Central America and Honduras, El Salvador,
Guatemala, Nicaragua, Costa Rica, Panama, Belize and
the Dominican Republic are united by the dreams of
Francisco Morazán, the champion of Central America,
a region of leaders in contemporary continental thought
and artists of stature throughout Latin America and the
world, the belt of the Americas and a bridge to the
world, in the words of General Omar Torrijos. Through
me, they offer a fraternal and united invitation to visit.

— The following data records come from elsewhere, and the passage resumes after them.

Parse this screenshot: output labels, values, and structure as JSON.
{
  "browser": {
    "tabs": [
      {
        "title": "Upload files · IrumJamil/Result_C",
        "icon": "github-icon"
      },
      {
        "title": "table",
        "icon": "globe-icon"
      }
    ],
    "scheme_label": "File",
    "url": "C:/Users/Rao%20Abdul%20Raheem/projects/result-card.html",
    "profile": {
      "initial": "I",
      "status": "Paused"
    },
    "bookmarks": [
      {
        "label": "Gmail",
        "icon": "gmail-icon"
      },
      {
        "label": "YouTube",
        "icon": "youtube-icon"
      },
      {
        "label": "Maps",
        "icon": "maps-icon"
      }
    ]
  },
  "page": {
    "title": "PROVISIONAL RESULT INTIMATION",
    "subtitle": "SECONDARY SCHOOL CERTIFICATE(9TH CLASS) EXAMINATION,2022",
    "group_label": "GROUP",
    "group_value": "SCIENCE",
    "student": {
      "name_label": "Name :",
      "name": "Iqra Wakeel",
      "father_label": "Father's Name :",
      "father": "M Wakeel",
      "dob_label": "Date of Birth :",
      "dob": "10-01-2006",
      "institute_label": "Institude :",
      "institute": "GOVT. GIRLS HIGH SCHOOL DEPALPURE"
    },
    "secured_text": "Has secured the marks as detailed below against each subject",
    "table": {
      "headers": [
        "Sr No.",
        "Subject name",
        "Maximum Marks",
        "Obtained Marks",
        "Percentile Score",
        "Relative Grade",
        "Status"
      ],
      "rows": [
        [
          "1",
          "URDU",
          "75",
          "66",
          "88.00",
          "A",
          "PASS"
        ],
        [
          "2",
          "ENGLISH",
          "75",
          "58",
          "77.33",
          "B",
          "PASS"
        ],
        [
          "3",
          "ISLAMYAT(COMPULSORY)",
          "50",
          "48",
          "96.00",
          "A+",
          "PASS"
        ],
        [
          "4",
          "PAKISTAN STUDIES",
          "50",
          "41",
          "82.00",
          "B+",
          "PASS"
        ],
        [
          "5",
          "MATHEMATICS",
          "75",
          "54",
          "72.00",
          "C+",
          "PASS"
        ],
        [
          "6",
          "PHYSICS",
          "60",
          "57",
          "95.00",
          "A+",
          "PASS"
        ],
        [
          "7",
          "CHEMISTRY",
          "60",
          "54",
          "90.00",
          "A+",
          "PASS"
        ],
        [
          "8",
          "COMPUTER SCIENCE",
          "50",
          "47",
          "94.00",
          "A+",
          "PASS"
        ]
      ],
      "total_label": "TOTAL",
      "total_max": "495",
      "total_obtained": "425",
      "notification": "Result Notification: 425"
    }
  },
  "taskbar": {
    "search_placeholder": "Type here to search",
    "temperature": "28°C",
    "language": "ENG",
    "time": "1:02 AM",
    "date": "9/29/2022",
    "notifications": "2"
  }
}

We have every facility. We have the most beautiful
places on the planet, with great potential in such areas
as tourism, bio-energy, telecommunications,
agriculture and the environment.
We cannot remain passive or inactive in the face
of social despair. Our lives are replete with dreams. We
must, where necessary, overcome the neglect to which
the developing world is subject. Our great poet and
thinker, Alfonso Guillén Zelaya, said that we certainly
cannot control fate. Prometheus always has to find
someone to liberate him if civilization is to move
forward. It is not possible for humankind to come to an
end of its history without first giving the most
disadvantaged peoples of the world the opportunity to
live.
We trust in the future. Humankind knows that
hope is not lost and has full confidence in the
principles of the infinite god of love who guides us,
and not in the god of violence, whom we reject. Before
this Assembly, we express the fervent wish for peace in
the world, a new dawn for humankind in which
everything would be different and our energies would
focus on serving human beings and not on trade.